1939-1945: World War II Baltimore

Celebrating V-Day in Baltimore

Source: Baltimore Sun

During the Depression and before WWII, African Americans in Baltimore continued to struggle. To help struggling residents, some community organizations rallied for equal rights and equal pay. These organizations included the local chapter of the NAACP and the Cooperative Women’s Civic League, as well as local labor unions, such as The Caulker’s Association, the Railway Men’s Benevolent and Protective Association, the Colored Projectionists’ Association, and the International Longshoreman’s Association (Skotnes, 2014, pp. 24-25, 35). Together with the Black-owned newspaper, the Afro-American, these organizations made progress against segregation in some areas of workers’ rights, housing, and education (Orser, 1994, pp. 69-70).

However, the advent of WWII changed Baltimore drastically and caused a commercial boom that increased housing and labor demand in all sectors of the city. Peitila (2010) wrote that “After Pearl Harbor, Baltimore became a twenty-four-hour city, living according to the peculiar rhythms of shift work…twenty-eighth in population, Maryland ranked as the twelfth state in the value of its war contracts” (p. 75). Due to the worker shortage and despite the state’s history of slavery and systemic racism, African American men and women were hired to help in the war effort. But these workers also needed housing, and Baltimore had few houses to spare for Black people.

An example of the segregated housing in Baltimore during WWII are the communities of Dundalk and Turner Station located on the south eastern side of the city. Dundalk is a small company town originally built by Bethlehem Steel (then one of the world’s largest steel companies) and expanded during WWII to accommodate white workers. However, Bethlehem Steel was unwilling to build similar housing for African Americans moving to Baltimore to support the war effort. These black families were forced to build their own homes in Turner Station, a small neighborhood next to Dundalk.

Sign placed by White residents in a Detroit neighborhood in 1942.

Source: CityLimits.org

By 1942, the high labor demand for the war effort and the accompanying low residential availability for African Americans led to a housing crunch as “three thousand additional blacks [arrived] in the city each month” (Pietila, 2010, p.84). Jobs in the defense industry sparked the “Second Great Migration,” where millions of African Americans fled the south and moved north to cities like Baltimore. The migration of millions of African Americans pushed these northern cities into a housing crisis. So, what at first was an upturn in the economic situation for African Americans in Baltimore during WWII became a housing catastrophe because whites did not want people of color living in or near their neighborhoods. This situation forced African American families to co-occupy homes with other families, and some people of color were even housed in segregated public facilities (Feagin, 2014, p. 58).

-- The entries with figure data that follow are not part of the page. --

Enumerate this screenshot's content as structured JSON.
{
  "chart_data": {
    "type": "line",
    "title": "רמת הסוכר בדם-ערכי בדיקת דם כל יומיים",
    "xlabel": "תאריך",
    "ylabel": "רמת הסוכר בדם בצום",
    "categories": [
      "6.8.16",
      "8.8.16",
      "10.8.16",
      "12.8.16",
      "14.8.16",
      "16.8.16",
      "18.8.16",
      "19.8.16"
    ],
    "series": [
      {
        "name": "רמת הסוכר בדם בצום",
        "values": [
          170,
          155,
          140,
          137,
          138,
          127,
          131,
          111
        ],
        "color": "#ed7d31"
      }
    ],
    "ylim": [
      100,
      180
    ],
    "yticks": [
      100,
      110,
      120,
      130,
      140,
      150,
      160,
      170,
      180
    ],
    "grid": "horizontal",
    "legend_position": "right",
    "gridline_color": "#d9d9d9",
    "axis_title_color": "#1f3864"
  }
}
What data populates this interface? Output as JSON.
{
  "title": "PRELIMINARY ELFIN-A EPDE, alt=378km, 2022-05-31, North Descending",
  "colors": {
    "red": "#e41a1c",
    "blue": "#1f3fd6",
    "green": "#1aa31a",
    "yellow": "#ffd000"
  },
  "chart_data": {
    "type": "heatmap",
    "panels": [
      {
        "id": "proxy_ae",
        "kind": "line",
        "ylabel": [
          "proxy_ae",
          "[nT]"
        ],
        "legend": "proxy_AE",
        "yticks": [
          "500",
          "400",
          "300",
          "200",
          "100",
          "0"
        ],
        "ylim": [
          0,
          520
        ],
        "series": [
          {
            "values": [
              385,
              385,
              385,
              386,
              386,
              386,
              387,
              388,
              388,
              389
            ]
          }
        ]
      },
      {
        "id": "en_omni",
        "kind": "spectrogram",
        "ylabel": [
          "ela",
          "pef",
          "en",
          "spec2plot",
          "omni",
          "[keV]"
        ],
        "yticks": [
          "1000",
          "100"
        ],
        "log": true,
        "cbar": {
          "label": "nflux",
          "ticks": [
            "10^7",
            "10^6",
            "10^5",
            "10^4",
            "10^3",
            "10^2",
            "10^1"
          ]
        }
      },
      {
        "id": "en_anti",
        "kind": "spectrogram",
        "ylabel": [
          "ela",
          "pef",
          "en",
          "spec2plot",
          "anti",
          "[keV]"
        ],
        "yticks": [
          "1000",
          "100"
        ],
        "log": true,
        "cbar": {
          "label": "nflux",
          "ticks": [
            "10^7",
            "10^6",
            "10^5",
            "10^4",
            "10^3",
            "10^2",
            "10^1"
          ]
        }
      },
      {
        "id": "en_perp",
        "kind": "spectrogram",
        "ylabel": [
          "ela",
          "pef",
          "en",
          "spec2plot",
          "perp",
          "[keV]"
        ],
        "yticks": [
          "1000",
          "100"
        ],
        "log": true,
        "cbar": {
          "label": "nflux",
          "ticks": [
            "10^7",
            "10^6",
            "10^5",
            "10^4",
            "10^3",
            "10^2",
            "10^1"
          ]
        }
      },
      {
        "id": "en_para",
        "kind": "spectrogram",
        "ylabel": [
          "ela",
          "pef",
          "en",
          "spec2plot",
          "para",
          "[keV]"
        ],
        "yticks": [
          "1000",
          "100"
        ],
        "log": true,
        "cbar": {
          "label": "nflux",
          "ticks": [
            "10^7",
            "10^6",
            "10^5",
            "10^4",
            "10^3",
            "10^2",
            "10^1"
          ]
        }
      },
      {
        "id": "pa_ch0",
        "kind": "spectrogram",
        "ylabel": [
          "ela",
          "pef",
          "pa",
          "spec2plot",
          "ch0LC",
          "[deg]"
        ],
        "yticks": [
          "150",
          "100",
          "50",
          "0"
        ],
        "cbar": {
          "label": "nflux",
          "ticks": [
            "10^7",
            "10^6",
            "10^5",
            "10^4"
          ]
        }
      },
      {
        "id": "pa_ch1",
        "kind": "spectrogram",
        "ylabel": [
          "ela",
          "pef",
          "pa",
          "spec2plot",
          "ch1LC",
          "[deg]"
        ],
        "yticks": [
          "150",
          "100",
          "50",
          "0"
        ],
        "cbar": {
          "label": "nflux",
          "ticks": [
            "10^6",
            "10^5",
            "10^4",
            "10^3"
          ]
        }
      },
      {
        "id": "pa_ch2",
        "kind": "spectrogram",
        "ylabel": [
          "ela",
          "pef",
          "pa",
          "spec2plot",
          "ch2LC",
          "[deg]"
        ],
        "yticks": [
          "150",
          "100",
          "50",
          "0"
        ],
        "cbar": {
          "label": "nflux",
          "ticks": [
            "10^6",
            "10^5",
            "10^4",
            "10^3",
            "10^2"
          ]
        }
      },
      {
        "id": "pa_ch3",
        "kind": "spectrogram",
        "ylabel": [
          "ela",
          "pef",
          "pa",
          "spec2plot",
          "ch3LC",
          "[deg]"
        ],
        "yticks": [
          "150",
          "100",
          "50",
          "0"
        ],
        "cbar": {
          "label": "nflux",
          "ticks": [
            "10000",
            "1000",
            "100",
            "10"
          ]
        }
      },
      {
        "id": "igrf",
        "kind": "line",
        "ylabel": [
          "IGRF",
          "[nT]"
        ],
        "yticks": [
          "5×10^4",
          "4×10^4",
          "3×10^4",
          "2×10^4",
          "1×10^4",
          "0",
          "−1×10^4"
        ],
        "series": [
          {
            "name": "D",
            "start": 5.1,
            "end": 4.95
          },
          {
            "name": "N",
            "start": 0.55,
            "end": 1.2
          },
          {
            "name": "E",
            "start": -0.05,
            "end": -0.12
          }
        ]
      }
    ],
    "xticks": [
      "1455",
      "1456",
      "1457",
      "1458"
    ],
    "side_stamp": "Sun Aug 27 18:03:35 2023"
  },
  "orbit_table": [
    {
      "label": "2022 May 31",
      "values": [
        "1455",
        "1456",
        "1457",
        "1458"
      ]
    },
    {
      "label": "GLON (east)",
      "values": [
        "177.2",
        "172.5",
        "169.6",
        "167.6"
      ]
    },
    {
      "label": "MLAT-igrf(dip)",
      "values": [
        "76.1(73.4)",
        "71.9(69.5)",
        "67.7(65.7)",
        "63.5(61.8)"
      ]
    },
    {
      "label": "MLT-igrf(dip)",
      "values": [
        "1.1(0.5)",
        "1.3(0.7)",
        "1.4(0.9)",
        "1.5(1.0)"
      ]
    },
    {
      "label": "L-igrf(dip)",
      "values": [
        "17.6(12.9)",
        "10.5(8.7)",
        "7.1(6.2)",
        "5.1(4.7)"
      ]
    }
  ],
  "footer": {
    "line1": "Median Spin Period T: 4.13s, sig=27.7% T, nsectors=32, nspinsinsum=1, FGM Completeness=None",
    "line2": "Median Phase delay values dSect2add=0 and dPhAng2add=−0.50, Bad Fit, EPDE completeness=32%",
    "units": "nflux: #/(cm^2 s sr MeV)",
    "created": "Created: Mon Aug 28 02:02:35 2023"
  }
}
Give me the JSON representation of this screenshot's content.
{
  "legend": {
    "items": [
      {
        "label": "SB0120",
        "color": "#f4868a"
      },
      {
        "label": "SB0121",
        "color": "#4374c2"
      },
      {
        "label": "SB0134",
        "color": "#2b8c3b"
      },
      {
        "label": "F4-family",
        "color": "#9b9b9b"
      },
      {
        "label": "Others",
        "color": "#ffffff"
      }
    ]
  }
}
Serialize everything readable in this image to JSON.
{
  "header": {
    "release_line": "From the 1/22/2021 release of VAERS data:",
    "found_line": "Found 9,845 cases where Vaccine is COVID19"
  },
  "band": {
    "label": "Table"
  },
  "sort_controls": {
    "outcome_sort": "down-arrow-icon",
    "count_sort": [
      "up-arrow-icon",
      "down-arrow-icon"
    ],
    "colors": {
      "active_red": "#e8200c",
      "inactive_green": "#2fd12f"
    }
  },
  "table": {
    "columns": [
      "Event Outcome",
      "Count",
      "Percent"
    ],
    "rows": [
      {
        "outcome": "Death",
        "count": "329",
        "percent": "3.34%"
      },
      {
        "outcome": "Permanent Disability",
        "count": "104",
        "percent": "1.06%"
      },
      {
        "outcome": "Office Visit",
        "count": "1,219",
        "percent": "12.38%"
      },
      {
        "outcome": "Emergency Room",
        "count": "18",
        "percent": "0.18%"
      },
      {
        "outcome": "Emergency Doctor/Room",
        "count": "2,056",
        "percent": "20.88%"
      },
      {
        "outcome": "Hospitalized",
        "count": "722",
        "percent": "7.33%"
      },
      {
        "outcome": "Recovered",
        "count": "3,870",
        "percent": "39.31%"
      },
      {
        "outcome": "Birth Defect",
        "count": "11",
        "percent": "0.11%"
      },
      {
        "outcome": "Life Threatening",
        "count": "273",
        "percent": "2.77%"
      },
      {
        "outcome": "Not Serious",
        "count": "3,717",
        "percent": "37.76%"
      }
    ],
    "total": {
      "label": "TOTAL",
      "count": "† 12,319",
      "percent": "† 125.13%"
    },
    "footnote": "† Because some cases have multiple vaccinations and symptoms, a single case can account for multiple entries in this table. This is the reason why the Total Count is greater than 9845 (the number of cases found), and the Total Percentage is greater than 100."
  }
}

Fearing a greater influx of African Americans, however, Baltimore, refused federal money to build permanent public housing for Black families and instead opted for temporary “trailers so that they can be easily moved out after the war is over” (as cited in Pietila, 2010, p. 80). Despite this segregation and systemic racism, large numbers of African Americans also enlisted in the armed services to defend the nation that continued to deny them equal rights and equal participation in American life.